Markus LaJuan Bailey (born March 7, 1997) is an American professional football linebacker. He played college football for the Purdue Boilermakers.

==College career==
After playing at Hilliard Davidson High School, Bailey committed to Purdue on July 13, 2014, choosing the Boilermakers over Akron, Duke, Indiana, Pittsburgh, and West Virginia, among others, although an elusive offer from Ohio State never came.

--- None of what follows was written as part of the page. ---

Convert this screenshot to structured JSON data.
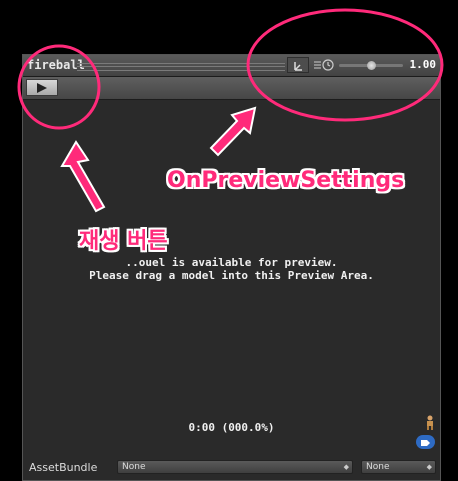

After being sidelined by a torn ACL during his true freshman season, Bailey started 13 games in each of his redshirt sophomore and junior seasons. After his junior season, Bailey was named second-team all-Big Ten by coaches and third-team all-Big Ten by the media. A knee injury ended Bailey's senior season after two games. He was named a team captain during his junior and senior seasons.

==Professional career==

Pre-draft measurables
| Height | Weight | Arm length | Hand span | Bench press |
| 6 ft 0+1⁄8 in (1.83 m) | 235 lb (107 kg) | 31+1⁄2 in (0.80 m) | 9+3⁄8 in (0.24 m) | 15 reps |
All values from NFL Combine

===Cincinnati Bengals===
Bailey was selected by the Cincinnati Bengals with the 215th overall pick in the seventh round of the 2020 NFL draft. He was placed on the active/non-football injury list on July 27, 2020. He was moved back to the active roster on August 2.

===Arizona Cardinals===
On May 7, 2024, Bailey signed a one-year contract with the Arizona Cardinals. He was released on August 27, and re-signed to the practice squad. On November 19, the NFL suspended Bailey for 6 games after he violated the league's PED policy.

==Personal life==
Bailey was named all-Academic Big Ten his redshirt freshman, sophomore, and junior seasons.